There’s no such thing as bad art.
I used to think that the work of the art critic was to judge art and artists, to sort out the good and dispose of the bad. Years ago, however, I came to realize that on the scale of human actions from genocide to sainthood, making art ranks way up there with the good.
I’ve grown to see my function, therefore, as simply being the best audience an artist or work of art can have — someone who looks hard, thinks seriously about what he has seen, and then responds honestly. Everything I know about art I’ve learned over 40 years of just looking — that and spending a great deal of time in studios, galleries, and museums, talking to artists, curators, collectors, and dealers.
It’s my intention to fill this blog with information, thoughts, and impressions on a broad array of art and art institutions in New England. You’ll have to forgive me the inevitable provincialism of a Maine focus, as that’s where I live and where I look most often. As my life and work takes me farther afield — one daughter in New Hampshire, one in Rhode Island, sister-in-law in Massachusetts, youngest daughter’s soccer tournaments all over New England and the Northeast — I promise to sample the art scenes wherever I go.
To get started, however, let me say a few words about my favorite Maine artist at the moment: sculptor John Bisbee. Bisbee currently has a 20-year retrospective titled Bright Common Spikes: The Sculpture of John Bisbee at the Portland Museum of Art through March 23.
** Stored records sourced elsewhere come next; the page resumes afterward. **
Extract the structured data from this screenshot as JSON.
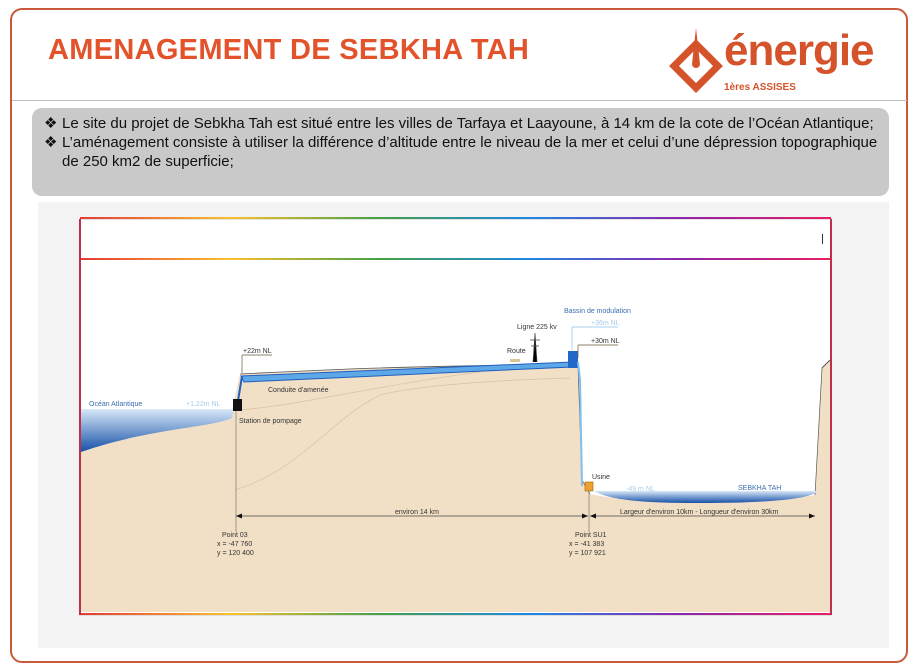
{
  "title": "AMENAGEMENT DE SEBKHA TAH",
  "logo": {
    "word": "énergie",
    "subtitle": "1ères ASSISES"
  },
  "bullets": [
    "Le site du projet de Sebkha Tah est situé entre les villes de Tarfaya et Laayoune, à 14 km de la cote de l’Océan Atlantique;",
    " L’aménagement consiste à utiliser la différence d’altitude entre le niveau de la mer et celui d’une dépression topographique de 250 km2 de superficie;"
  ],
  "diagram": {
    "ocean": "Océan Atlantique",
    "ocean_level": "+1.22m NL",
    "intake_level": "+22m NL",
    "conduit": "Conduite d'amenée",
    "pump_station": "Station de pompage",
    "line": "Ligne 225 kv",
    "road": "Route",
    "basin": "Bassin de modulation",
    "basin_level_water": "+36m NL",
    "basin_level": "+30m NL",
    "plant": "Usine",
    "sebkha_level": "-49 m NL",
    "sebkha": "SEBKHA TAH",
    "distance": "environ 14 km",
    "dimensions": "Largeur d'environ 10km  -  Longueur d'environ 30km",
    "point1": {
      "name": "Point 03",
      "x": "x =  -47 760",
      "y": "y = 120 400"
    },
    "point2": {
      "name": "Point SU1",
      "x": "x =  -41 383",
      "y": "y =  107 921"
    }
  },
  "colors": {
    "title": "#e2532b",
    "sand": "#f2e0c6",
    "water": "#1f6fc9",
    "bullet_box": "#c9c9c9"
  }
}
Welding together nails and spikes, and lately just stacking and arranging them, John Bisbee discovers and creates wonderfully organic and tectonic abstract forms. I’ve stated elsewhere and will say again here that John Bisbee is the most important sculptor to emerge from Maine since Louise Nevelson left the family lumberyard in Rockland to become the high-art priestess of New York.
John Bisbee grew up in Cambridge, Massachusetts, graduated from Milton Academy and Alfred University, and now teaches part-time at Bowdoin College — yet he’s the least academic artist you’re apt to meet in New England, with the possible exception of a few chainsaw sculptors. His art is direct, strong, and beautiful, exploring the structures inherent in nature as made manifest in nails. The PMA retrospective fills the first-floor galleries, floors and walls, with tons of fantastic forms evoking everything from biological synapses to geological dendrites.
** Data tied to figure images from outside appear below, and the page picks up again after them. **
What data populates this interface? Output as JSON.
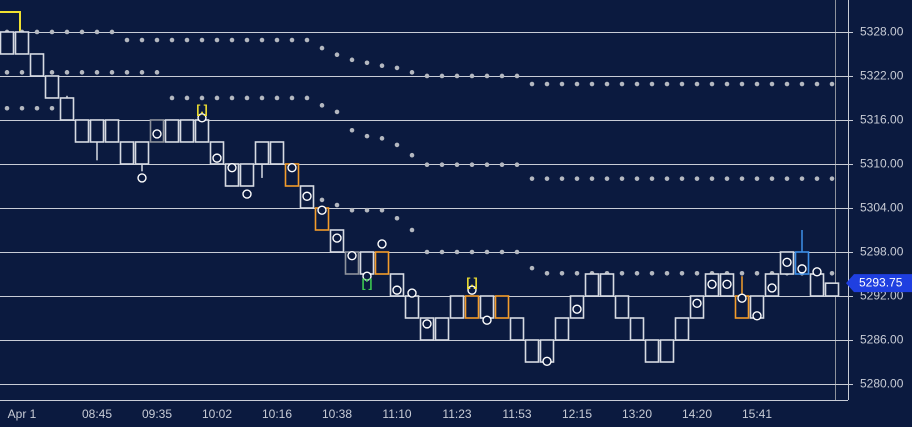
{
  "chart_data": {
    "type": "boxbars",
    "background": "#0b1a3f",
    "grid": true,
    "ylim": [
      5277.82,
      5332.36
    ],
    "yticks": [
      {
        "value": 5280,
        "label": "5280.00"
      },
      {
        "value": 5286,
        "label": "5286.00"
      },
      {
        "value": 5292,
        "label": "5292.00"
      },
      {
        "value": 5298,
        "label": "5298.00"
      },
      {
        "value": 5304,
        "label": "5304.00"
      },
      {
        "value": 5310,
        "label": "5310.00"
      },
      {
        "value": 5316,
        "label": "5316.00"
      },
      {
        "value": 5322,
        "label": "5322.00"
      },
      {
        "value": 5328,
        "label": "5328.00"
      }
    ],
    "categories": [
      null,
      "Apr 1",
      null,
      null,
      null,
      null,
      "08:45",
      null,
      null,
      null,
      "09:35",
      null,
      null,
      null,
      "10:02",
      null,
      null,
      null,
      "10:16",
      null,
      null,
      null,
      "10:38",
      null,
      null,
      null,
      "11:10",
      null,
      null,
      null,
      "11:23",
      null,
      null,
      null,
      "11:53",
      null,
      null,
      null,
      "12:15",
      null,
      null,
      null,
      "13:20",
      null,
      null,
      null,
      "14:20",
      null,
      null,
      null,
      "15:41",
      null,
      null,
      null,
      null,
      null
    ],
    "top": [
      5328,
      5328,
      5325,
      5322,
      5319,
      5316,
      5316,
      5316,
      5313,
      5313,
      5316,
      5316,
      5316,
      5316,
      5313,
      5310,
      5310,
      5313,
      5313,
      5310,
      5307,
      5304,
      5301,
      5298,
      5298,
      5298,
      5295,
      5292,
      5289,
      5289,
      5292,
      5292,
      5292,
      5292,
      5289,
      5286,
      5286,
      5289,
      5292,
      5295,
      5295,
      5292,
      5289,
      5286,
      5286,
      5289,
      5292,
      5295,
      5295,
      5292,
      5292,
      5295,
      5298,
      5298,
      5295,
      5293.75
    ],
    "bottom": [
      5325,
      5325,
      5322,
      5319,
      5316,
      5313,
      5313,
      5313,
      5310,
      5310,
      5313,
      5313,
      5313,
      5313,
      5310,
      5307,
      5307,
      5310,
      5310,
      5307,
      5304,
      5301,
      5298,
      5295,
      5295,
      5295,
      5292,
      5289,
      5286,
      5286,
      5289,
      5289,
      5289,
      5289,
      5286,
      5283,
      5283,
      5286,
      5289,
      5292,
      5292,
      5289,
      5286,
      5283,
      5283,
      5286,
      5289,
      5292,
      5292,
      5289,
      5289,
      5292,
      5295,
      5295,
      5292,
      5292
    ],
    "high": [
      null,
      null,
      null,
      null,
      5319.3,
      null,
      null,
      null,
      null,
      null,
      null,
      null,
      null,
      null,
      null,
      null,
      null,
      null,
      null,
      null,
      null,
      null,
      null,
      null,
      null,
      null,
      null,
      null,
      null,
      null,
      null,
      null,
      null,
      null,
      null,
      null,
      null,
      null,
      null,
      null,
      null,
      null,
      null,
      null,
      null,
      null,
      null,
      null,
      null,
      5294.7,
      null,
      null,
      null,
      5301.0,
      null,
      null
    ],
    "low": [
      null,
      null,
      null,
      null,
      null,
      null,
      5310.5,
      null,
      null,
      5309.0,
      null,
      null,
      null,
      null,
      null,
      null,
      null,
      5308.1,
      null,
      null,
      null,
      null,
      null,
      null,
      null,
      null,
      null,
      null,
      null,
      null,
      null,
      null,
      null,
      null,
      null,
      null,
      null,
      null,
      null,
      null,
      null,
      null,
      null,
      null,
      null,
      null,
      null,
      null,
      null,
      null,
      null,
      null,
      null,
      null,
      null,
      null
    ],
    "colors": [
      "#d6dae2",
      "#d6dae2",
      "#d6dae2",
      "#d6dae2",
      "#d6dae2",
      "#d6dae2",
      "#d6dae2",
      "#d6dae2",
      "#d6dae2",
      "#d6dae2",
      "#8e939c",
      "#d6dae2",
      "#d6dae2",
      "#d6dae2",
      "#d6dae2",
      "#d6dae2",
      "#d6dae2",
      "#d6dae2",
      "#d6dae2",
      "#f39c2b",
      "#d6dae2",
      "#f39c2b",
      "#d6dae2",
      "#8e939c",
      "#d6dae2",
      "#f39c2b",
      "#d6dae2",
      "#d6dae2",
      "#d6dae2",
      "#d6dae2",
      "#d6dae2",
      "#f39c2b",
      "#d6dae2",
      "#f39c2b",
      "#d6dae2",
      "#d6dae2",
      "#d6dae2",
      "#d6dae2",
      "#d6dae2",
      "#d6dae2",
      "#d6dae2",
      "#d6dae2",
      "#d6dae2",
      "#d6dae2",
      "#d6dae2",
      "#d6dae2",
      "#d6dae2",
      "#d6dae2",
      "#d6dae2",
      "#f39c2b",
      "#d6dae2",
      "#d6dae2",
      "#d6dae2",
      "#3d8fe8",
      "#d6dae2",
      "#d6dae2"
    ],
    "markers": [
      null,
      null,
      null,
      null,
      null,
      null,
      null,
      null,
      null,
      5308.1,
      5314.1,
      null,
      null,
      5316.3,
      5310.8,
      5309.5,
      5305.9,
      null,
      null,
      5309.5,
      5305.6,
      5303.7,
      5299.9,
      5297.5,
      5294.7,
      5299.1,
      5292.8,
      5292.4,
      5288.2,
      null,
      null,
      5292.8,
      5288.7,
      null,
      null,
      null,
      5283.1,
      null,
      5290.2,
      null,
      null,
      null,
      null,
      null,
      null,
      null,
      5291.0,
      5293.6,
      5293.6,
      5291.7,
      5289.3,
      5293.1,
      5296.6,
      5295.7,
      5295.3,
      null
    ],
    "bands": [
      {
        "color": "#b4b8c0",
        "values": [
          5328.0,
          5328.0,
          5328.0,
          5328.0,
          5328.0,
          5328.0,
          5328.0,
          5328.0,
          5326.9,
          5326.9,
          5326.9,
          5326.9,
          5326.9,
          5326.9,
          5326.9,
          5326.9,
          5326.9,
          5326.9,
          5326.9,
          5326.9,
          5326.9,
          5325.8,
          5324.9,
          5324.2,
          5323.8,
          5323.4,
          5323.1,
          5322.5,
          5322.0,
          5322.0,
          5322.0,
          5322.0,
          5322.0,
          5322.0,
          5322.0,
          5320.9,
          5320.9,
          5320.9,
          5320.9,
          5320.9,
          5320.9,
          5320.9,
          5320.9,
          5320.9,
          5320.9,
          5320.9,
          5320.9,
          5320.9,
          5320.9,
          5320.9,
          5320.9,
          5320.9,
          5320.9,
          5320.9,
          5320.9,
          5320.9
        ]
      },
      {
        "color": "#b4b8c0",
        "values": [
          5322.5,
          5322.5,
          5322.5,
          5322.5,
          5322.5,
          5322.5,
          5322.5,
          5322.5,
          5322.5,
          5322.5,
          5322.5,
          5319.0,
          5319.0,
          5319.0,
          5319.0,
          5319.0,
          5319.0,
          5319.0,
          5319.0,
          5319.0,
          5319.0,
          5318.0,
          5317.1,
          5314.6,
          5313.8,
          5313.5,
          5312.6,
          5311.2,
          5309.9,
          5309.9,
          5309.9,
          5309.9,
          5309.9,
          5309.9,
          5309.9,
          5308.0,
          5308.0,
          5308.0,
          5308.0,
          5308.0,
          5308.0,
          5308.0,
          5308.0,
          5308.0,
          5308.0,
          5308.0,
          5308.0,
          5308.0,
          5308.0,
          5308.0,
          5308.0,
          5308.0,
          5308.0,
          5308.0,
          5308.0,
          5308.0
        ]
      },
      {
        "color": "#b4b8c0",
        "values": [
          5317.6,
          5317.6,
          5317.6,
          5317.6,
          null,
          null,
          null,
          null,
          null,
          null,
          null,
          null,
          null,
          null,
          null,
          null,
          null,
          null,
          null,
          null,
          null,
          5305.1,
          5304.4,
          5303.7,
          5303.7,
          5303.7,
          5302.6,
          5301.0,
          5298.0,
          5298.0,
          5298.0,
          5298.0,
          5298.0,
          5298.0,
          5298.0,
          5295.8,
          5295.1,
          5295.1,
          5295.1,
          5295.1,
          5295.1,
          5295.1,
          5295.1,
          5295.1,
          5295.1,
          5295.1,
          5295.1,
          5295.1,
          5295.1,
          5295.1,
          5295.1,
          5295.1,
          5295.1,
          5295.1,
          5295.1,
          5295.1
        ]
      }
    ],
    "annotations": [
      {
        "text": "[.]",
        "color": "#f0e030",
        "bar": 13,
        "value": 5317.3
      },
      {
        "text": "[']",
        "color": "#3cc850",
        "bar": 24,
        "value": 5293.6
      },
      {
        "text": "[.]",
        "color": "#f0e030",
        "bar": 31,
        "value": 5293.7
      }
    ],
    "last_price": {
      "value": 5293.75,
      "label": "5293.75",
      "color": "#1f3fe0"
    }
  }
}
Coincident with Bisbee’s PMA show, he has installed 10,000 pounds of welded and rusted nails in the Coleman Burke Gallery (which he directs) at the Fort Andross Mill complex in Brunswick. The show opened in February as “Patch,” a metallic mat of nails. In March, Bisbee will reform the five tons of nails into “Ridge,” a spinelike, serpentine array. In April, “Ridge” will rise from the mill gallery floor once again as “Mound.”
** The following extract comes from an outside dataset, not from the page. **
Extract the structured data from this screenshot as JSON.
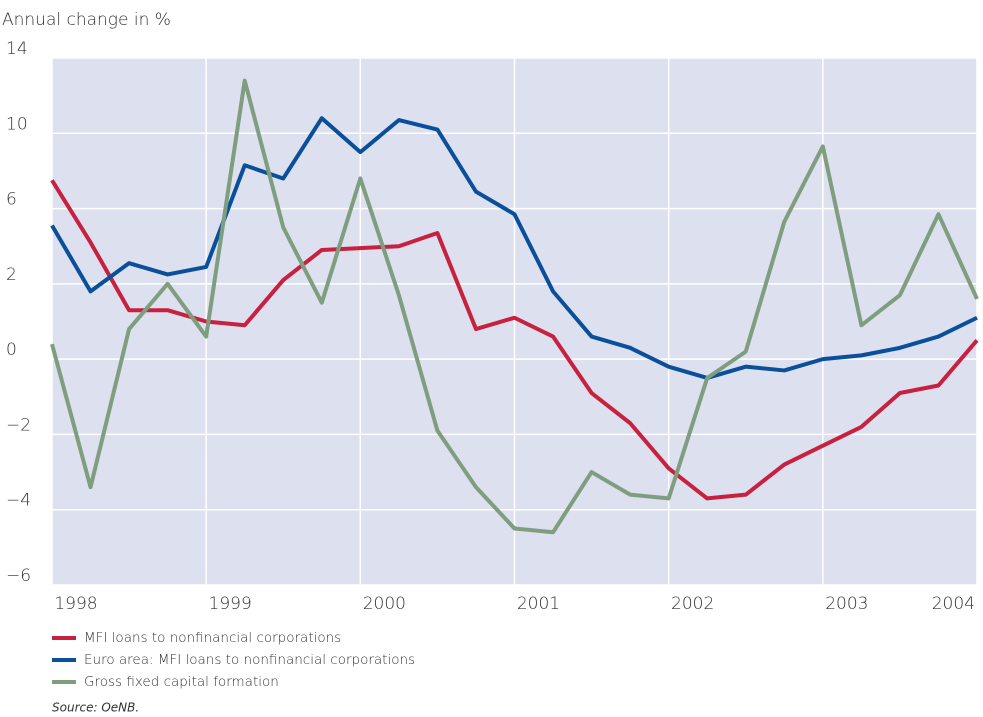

The February 2 opening of the “Patch-Ridge-Mound” installation also marked the debut performance of John Bisbee’s bluesy folk-rock band, Bright Common, featuring vocals and lead guitar by Bisbee, artist Mark Wethli on bass, artist Cassie Jones on keyboard, and Fort Andross manager Anthony Gatti on drums. Summers, Bisbee serves as the art director of the Bonnaroo Music & Arts Festival in Manchester, Tennessee, and definitely has musical aspirations. “Someday,” he says, “I hope to hear someone say, ‘You know he’s also a sculptor.’ “
Bearded, unkempt, and occasionally uncouth — imagine Robin Williams playing Brancusi — John Bisbee has a welcome leavening effect on the buttoned-down Bowdoin campus.
The big event recently on the Bowdoin campus was the grand reopening of the Bowdoin College Museum of Art, following a major renovation of its landmark 1894 Walker Art Building. Designed by McKim, Mead & White, the Bowdoin museum is a veritable treasure chest of art ancient to modern, but it had been in need of major work for more than a decade. The redesign by Boston architect Jorge Silvetti of Machado & Silvetti succeeded beyond everyone’s expectations.
Universal access had long been an issue at the museum, and one of first proposals — to create a ground-level entry by dropping the front door down to the plinth below the historic loggia — met with howls of execration from historic preservationists. Silvetti solved the access problem by creating a separate glass-cube pavilion to the left of the Walker Art Building as the new ground-level main entrance, equipped with both stairs and elevator. The new pavilion defers abstractly to the McKim building just as the Edward Larrabee Barnes Visual Art Center does on the other side.
Silvetti also found a marvelous way of turning the museum around to face the public street, instead of just the Bowdoin Quad. He did this by creating a lighted curtain wall on the street side in which the Bowdoin Museum of Art installed its most valuable works of art — a set of Assyrian bas-reliefs — for all to see 24 hours a day. The huge stone carvings came from the palace of Ashurnasirpal II in present-day Iraq, reminding those who consider such things that Iraq was once — and may once again become — a far more civilized place than it is at the moment.
In the coming weeks and months, I’ll try to put myself on a ration of 1,000 words if you’ll indulge my wanderings through the art and architecture, design and crafts of New England. They are the cultural bounty that helps make a bleak, beautiful, and cold place hospitable and habitable.